Assyrtiko is an indigenous, low yielding Greek white wine grape variety. It reaches its apogee on the beautiful island of Santorini, where it is trained close to the barren soils in unique basket-like weaves. While this method looks unkempt, it serves to protect the grapes from incessant winds while allowing them to ripen sufficiently. Assyrtiko is also planted in Attica and other viticultural zones where the variety's robustness and subsequent capacity to withstand the arid conditions throughout much of the Greek archipelago, are prized.
On Santorini, the Mediterranean climate imbues Assyrtiko with a saline minerality and a far higher pH than the febrile acidity of many wines produced from the variety, allude to. This textural dichotomy allows for both freshness and a warm palate weight of considerable complexity, persistence and punchy length.
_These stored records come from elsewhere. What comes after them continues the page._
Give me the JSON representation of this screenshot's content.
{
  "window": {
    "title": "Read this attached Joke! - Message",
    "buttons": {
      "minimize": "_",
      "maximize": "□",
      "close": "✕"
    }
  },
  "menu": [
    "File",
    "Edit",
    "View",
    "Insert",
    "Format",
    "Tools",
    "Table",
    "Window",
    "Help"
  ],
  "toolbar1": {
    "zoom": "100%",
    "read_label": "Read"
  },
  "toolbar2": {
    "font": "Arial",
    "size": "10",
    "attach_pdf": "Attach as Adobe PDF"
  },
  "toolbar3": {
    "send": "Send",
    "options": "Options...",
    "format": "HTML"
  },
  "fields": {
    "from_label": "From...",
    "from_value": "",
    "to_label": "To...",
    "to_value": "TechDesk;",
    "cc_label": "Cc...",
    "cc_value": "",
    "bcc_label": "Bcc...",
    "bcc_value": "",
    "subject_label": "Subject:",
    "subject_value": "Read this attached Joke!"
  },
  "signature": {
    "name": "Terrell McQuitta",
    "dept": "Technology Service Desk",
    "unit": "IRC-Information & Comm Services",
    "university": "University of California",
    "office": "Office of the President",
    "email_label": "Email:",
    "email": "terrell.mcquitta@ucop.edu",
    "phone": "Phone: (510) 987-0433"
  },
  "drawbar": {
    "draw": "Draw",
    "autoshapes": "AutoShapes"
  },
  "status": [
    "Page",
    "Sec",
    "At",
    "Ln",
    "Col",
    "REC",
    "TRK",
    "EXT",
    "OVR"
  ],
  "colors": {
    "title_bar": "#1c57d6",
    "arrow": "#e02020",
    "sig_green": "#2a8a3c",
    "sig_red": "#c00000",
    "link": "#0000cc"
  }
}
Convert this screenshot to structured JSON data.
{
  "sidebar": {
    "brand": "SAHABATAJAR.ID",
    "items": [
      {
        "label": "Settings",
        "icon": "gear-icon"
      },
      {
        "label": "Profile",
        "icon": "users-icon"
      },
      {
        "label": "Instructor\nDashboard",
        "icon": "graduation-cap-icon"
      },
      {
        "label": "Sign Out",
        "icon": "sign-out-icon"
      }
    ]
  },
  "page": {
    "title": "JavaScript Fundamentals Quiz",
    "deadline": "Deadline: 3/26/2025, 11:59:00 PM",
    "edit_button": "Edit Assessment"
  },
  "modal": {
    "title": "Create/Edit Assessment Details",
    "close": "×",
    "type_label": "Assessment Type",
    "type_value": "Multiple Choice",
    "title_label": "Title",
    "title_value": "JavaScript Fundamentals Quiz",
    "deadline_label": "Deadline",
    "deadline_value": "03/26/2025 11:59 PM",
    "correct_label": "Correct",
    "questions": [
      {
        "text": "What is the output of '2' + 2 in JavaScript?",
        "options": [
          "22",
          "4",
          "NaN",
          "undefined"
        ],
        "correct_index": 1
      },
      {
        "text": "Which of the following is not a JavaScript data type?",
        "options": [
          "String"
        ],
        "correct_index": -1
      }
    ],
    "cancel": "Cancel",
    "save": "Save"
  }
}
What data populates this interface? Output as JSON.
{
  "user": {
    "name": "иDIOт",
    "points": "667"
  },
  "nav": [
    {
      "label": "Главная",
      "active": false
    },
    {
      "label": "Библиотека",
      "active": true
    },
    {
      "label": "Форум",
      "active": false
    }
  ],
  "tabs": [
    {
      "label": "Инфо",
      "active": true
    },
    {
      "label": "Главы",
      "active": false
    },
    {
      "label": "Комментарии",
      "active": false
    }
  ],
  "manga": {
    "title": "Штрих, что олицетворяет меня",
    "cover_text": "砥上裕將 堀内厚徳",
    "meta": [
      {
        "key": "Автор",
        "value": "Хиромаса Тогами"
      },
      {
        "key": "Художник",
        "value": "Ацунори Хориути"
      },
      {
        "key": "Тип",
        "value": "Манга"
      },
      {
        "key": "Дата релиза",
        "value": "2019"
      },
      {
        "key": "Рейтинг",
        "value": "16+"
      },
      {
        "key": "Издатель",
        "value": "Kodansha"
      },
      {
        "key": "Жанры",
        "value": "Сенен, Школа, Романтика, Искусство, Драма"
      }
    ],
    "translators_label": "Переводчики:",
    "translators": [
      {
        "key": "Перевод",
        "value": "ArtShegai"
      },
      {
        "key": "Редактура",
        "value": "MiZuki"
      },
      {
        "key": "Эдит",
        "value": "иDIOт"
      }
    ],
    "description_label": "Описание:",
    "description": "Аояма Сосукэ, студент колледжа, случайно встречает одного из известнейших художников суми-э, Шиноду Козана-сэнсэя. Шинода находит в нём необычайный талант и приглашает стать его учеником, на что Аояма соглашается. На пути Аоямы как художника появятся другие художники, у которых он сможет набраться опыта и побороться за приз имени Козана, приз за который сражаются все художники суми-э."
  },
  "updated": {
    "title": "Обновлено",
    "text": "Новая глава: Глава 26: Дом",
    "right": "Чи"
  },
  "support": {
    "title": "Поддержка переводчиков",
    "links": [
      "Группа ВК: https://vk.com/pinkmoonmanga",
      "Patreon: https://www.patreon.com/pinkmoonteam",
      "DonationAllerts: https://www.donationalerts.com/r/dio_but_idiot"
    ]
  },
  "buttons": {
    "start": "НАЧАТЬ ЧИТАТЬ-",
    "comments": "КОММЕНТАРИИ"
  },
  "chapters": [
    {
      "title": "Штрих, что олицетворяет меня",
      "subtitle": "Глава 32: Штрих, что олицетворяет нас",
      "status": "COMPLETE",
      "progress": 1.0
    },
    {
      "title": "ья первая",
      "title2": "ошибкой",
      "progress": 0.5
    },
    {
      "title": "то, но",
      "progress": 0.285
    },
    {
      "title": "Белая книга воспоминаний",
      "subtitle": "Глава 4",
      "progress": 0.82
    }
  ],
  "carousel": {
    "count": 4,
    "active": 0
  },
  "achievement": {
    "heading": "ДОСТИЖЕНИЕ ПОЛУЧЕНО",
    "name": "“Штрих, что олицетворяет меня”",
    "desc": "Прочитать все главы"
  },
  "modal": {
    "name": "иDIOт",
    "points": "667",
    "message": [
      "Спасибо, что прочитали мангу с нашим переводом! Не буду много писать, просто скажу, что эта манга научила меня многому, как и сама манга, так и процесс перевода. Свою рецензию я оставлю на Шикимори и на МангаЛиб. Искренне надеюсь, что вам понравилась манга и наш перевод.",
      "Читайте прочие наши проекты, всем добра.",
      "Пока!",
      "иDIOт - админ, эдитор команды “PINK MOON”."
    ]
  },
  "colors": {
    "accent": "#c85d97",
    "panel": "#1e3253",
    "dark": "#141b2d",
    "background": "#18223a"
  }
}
Indeed, Assyrtiko is capable of exceptional wine, across a range of styles. It is largely vinified dry as a brisk, eminently drinkable wine to parry with local seafood dishes and the nonjudgmental palates of tourists throughout the summer. However, ambitious producers such as Gaia and Sigalas, both on Santorini, apply sensitive oak handling for additional complexity. Wines such as these fill out with age, giving flavours of lemon oil and a waxy softness, not dissimilar to older Hunter Valley Semillon.
Assyrtiko is also made from grapes that have been picked late, before further drying on mats. This serves to concentrate sugar levels. Pressing yields little juice and the wines are rare. However these local versions of Vin Santo can be riveting and are well worth the search. Long, slow fermentations, often in large wooden barrels with no topping up, serve to liberate high levels of volatile acidity on one hand, but intoxicating aromas of marmalade, truffle and honey, on the other.
Clearly, Assyrtiko is one of the very finest of all Mediterranean white wine grapes. Given patches of experimental plantings throughout Australia's engine room regions and at Jim Barry, in the Clare Valley, we are likely to see more of it coming our way.